A new study published by the Minneapolis-based American Academy of Neurology finds that NFL players are at a higher risk of death from brain damage.
That'll come as little surprise to those who have followed football's concussion crisis in recent years, but the new study, entitled "NFL Players May Be at Higher Risk of Death from Alzheimer's and ALS," provides rigorous scientific evidence that full-contact football can indeed serve as a cause of death years after players hang up their cleats.
From a summary of the study's findings:
The study included 3,439 players with an average age of 57 from the National Football League with at least five playing seasons from 1959-1988. Researchers reviewed death certificates for causes of death from Alzheimer's disease, Parkinson's disease and ALS. At the time of the analysis, only 10 percent of the participants had passed away.
The research found that professional football players in this study were three times more likely to die as a result of diseases that damage brain cells compared to the general population. A player's risk of death from Alzheimer's disease or ALS was almost four times higher than the general population. Of the 334 who died, seven had Alzheimer's disease and seven had ALS. The risk of dying from Parkinson's disease was not significantly different than that of the general population.
To determine if these risks differed by position played, researchers divided the players into two groups: those who played non-line ("speed") positions which included quarterbacks, running backs, halfbacks, fullbacks, wide receivers, tight ends, defensive backs, safeties and linebackers, and those who played line ("non-speed") positions, which included defensive and offensive linemen. Speed position players were more than three times more likely to die from a neurodegenerative cause than non-speed position players. A total of 62 percent of the players were in speed positions.

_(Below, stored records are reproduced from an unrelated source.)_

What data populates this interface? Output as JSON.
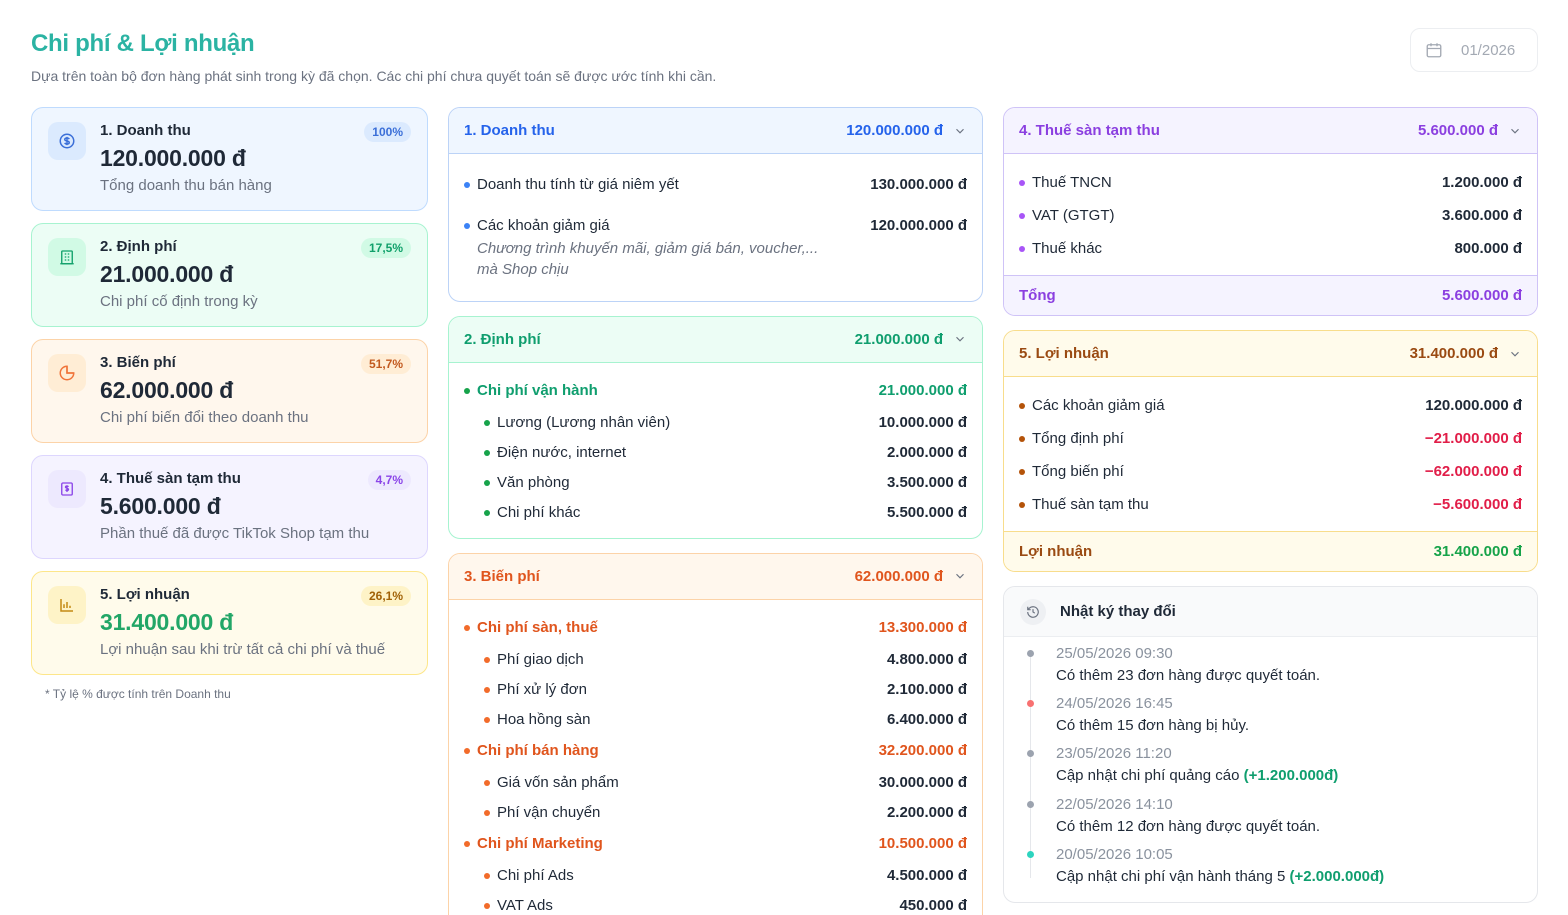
{
  "header": {
    "title": "Chi phí & Lợi nhuận",
    "subtitle": "Dựa trên toàn bộ đơn hàng phát sinh trong kỳ đã chọn. Các chi phí chưa quyết toán sẽ được ước tính khi cần.",
    "period": "01/2026"
  },
  "summary": [
    {
      "title": "1. Doanh thu",
      "value": "120.000.000 đ",
      "desc": "Tổng doanh thu bán hàng",
      "pct": "100%",
      "icon": "dollar-coin-icon"
    },
    {
      "title": "2. Định phí",
      "value": "21.000.000 đ",
      "desc": "Chi phí cố định trong kỳ",
      "pct": "17,5%",
      "icon": "building-icon"
    },
    {
      "title": "3. Biến phí",
      "value": "62.000.000 đ",
      "desc": "Chi phí biến đổi theo doanh thu",
      "pct": "51,7%",
      "icon": "pie-chart-icon"
    },
    {
      "title": "4. Thuế sàn tạm thu",
      "value": "5.600.000 đ",
      "desc": "Phần thuế đã được TikTok Shop tạm thu",
      "pct": "4,7%",
      "icon": "receipt-icon"
    },
    {
      "title": "5. Lợi nhuận",
      "value": "31.400.000 đ",
      "desc": "Lợi nhuận sau khi trừ tất cả chi phí và thuế",
      "pct": "26,1%",
      "icon": "bar-chart-icon"
    }
  ],
  "footnote": "* Tỷ lệ % được tính trên Doanh thu",
  "revenue": {
    "title": "1. Doanh thu",
    "total": "120.000.000 đ",
    "rows": [
      {
        "label": "Doanh thu tính từ giá niêm yết",
        "value": "130.000.000 đ"
      },
      {
        "label": "Các khoản giảm giá",
        "value": "120.000.000 đ",
        "note": "Chương trình khuyến mãi, giảm giá bán, voucher,... mà Shop chịu"
      }
    ]
  },
  "fixed": {
    "title": "2. Định phí",
    "total": "21.000.000 đ",
    "group": {
      "label": "Chi phí vận hành",
      "value": "21.000.000 đ"
    },
    "rows": [
      {
        "label": "Lương (Lương nhân viên)",
        "value": "10.000.000 đ"
      },
      {
        "label": "Điện nước, internet",
        "value": "2.000.000 đ"
      },
      {
        "label": "Văn phòng",
        "value": "3.500.000 đ"
      },
      {
        "label": "Chi phí khác",
        "value": "5.500.000 đ"
      }
    ]
  },
  "variable": {
    "title": "3. Biến phí",
    "total": "62.000.000 đ",
    "groups": [
      {
        "label": "Chi phí sàn, thuế",
        "value": "13.300.000 đ",
        "rows": [
          {
            "label": "Phí giao dịch",
            "value": "4.800.000 đ"
          },
          {
            "label": "Phí xử lý đơn",
            "value": "2.100.000 đ"
          },
          {
            "label": "Hoa hồng sàn",
            "value": "6.400.000 đ"
          }
        ]
      },
      {
        "label": "Chi phí bán hàng",
        "value": "32.200.000 đ",
        "rows": [
          {
            "label": "Giá vốn sản phẩm",
            "value": "30.000.000 đ"
          },
          {
            "label": "Phí vận chuyển",
            "value": "2.200.000 đ"
          }
        ]
      },
      {
        "label": "Chi phí Marketing",
        "value": "10.500.000 đ",
        "rows": [
          {
            "label": "Chi phí Ads",
            "value": "4.500.000 đ"
          },
          {
            "label": "VAT Ads",
            "value": "450.000 đ"
          }
        ]
      }
    ]
  },
  "tax": {
    "title": "4. Thuế sàn tạm thu",
    "total": "5.600.000 đ",
    "rows": [
      {
        "label": "Thuế TNCN",
        "value": "1.200.000 đ"
      },
      {
        "label": "VAT (GTGT)",
        "value": "3.600.000 đ"
      },
      {
        "label": "Thuế khác",
        "value": "800.000 đ"
      }
    ],
    "footer_label": "Tổng",
    "footer_value": "5.600.000 đ"
  },
  "profit": {
    "title": "5. Lợi nhuận",
    "total": "31.400.000 đ",
    "rows": [
      {
        "label": "Các khoản giảm giá",
        "value": "120.000.000 đ"
      },
      {
        "label": "Tổng định phí",
        "value": "−21.000.000 đ"
      },
      {
        "label": "Tổng biến phí",
        "value": "−62.000.000 đ"
      },
      {
        "label": "Thuế sàn tạm thu",
        "value": "−5.600.000 đ"
      }
    ],
    "footer_label": "Lợi nhuận",
    "footer_value": "31.400.000 đ"
  },
  "changelog": {
    "title": "Nhật ký thay đổi",
    "entries": [
      {
        "time": "25/05/2026 09:30",
        "text": "Có thêm 23 đơn hàng được quyết toán.",
        "amount": "",
        "dot": "#9ca3af"
      },
      {
        "time": "24/05/2026 16:45",
        "text": "Có thêm 15 đơn hàng bị hủy.",
        "amount": "",
        "dot": "#f87171"
      },
      {
        "time": "23/05/2026 11:20",
        "text": "Cập nhật chi phí quảng cáo",
        "amount": "(+1.200.000đ)",
        "dot": "#9ca3af"
      },
      {
        "time": "22/05/2026 14:10",
        "text": "Có thêm 12 đơn hàng được quyết toán.",
        "amount": "",
        "dot": "#9ca3af"
      },
      {
        "time": "20/05/2026 10:05",
        "text": "Cập nhật chi phí vận hành tháng 5",
        "amount": "(+2.000.000đ)",
        "dot": "#2dd4bf"
      }
    ]
  }
}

Today, the NFL announced a $30 million donation to the National Institutes of Health. The donation, the largest in NFL history, will be used for brain injury research.
According to the Washington Post, 266 players suffered concussions during the 2011 NFL season. That number was barely changed from the 270 suffered the season prior. One notable component of the NFL's effort to reduce concussions was a 2011 change in the kickoff rule that increased the number of touchbacks, thereby decreasing the number of collisions during that play. But it doesn't appear the rule did much to cut down on the total season-to-season number of brain injuries.
Legal culpability for ex-players suffering from post-concussion maladies remains a grey area. The AP reports that nearly 3,400 former players have sued the league over concussions, but the NFL maintains that the issue is one that should be resolved by the league's collective bargaining process, not the courts. A federal judge in Philadelphia hasn't yet responded to the league's requests to throw out some of the cases.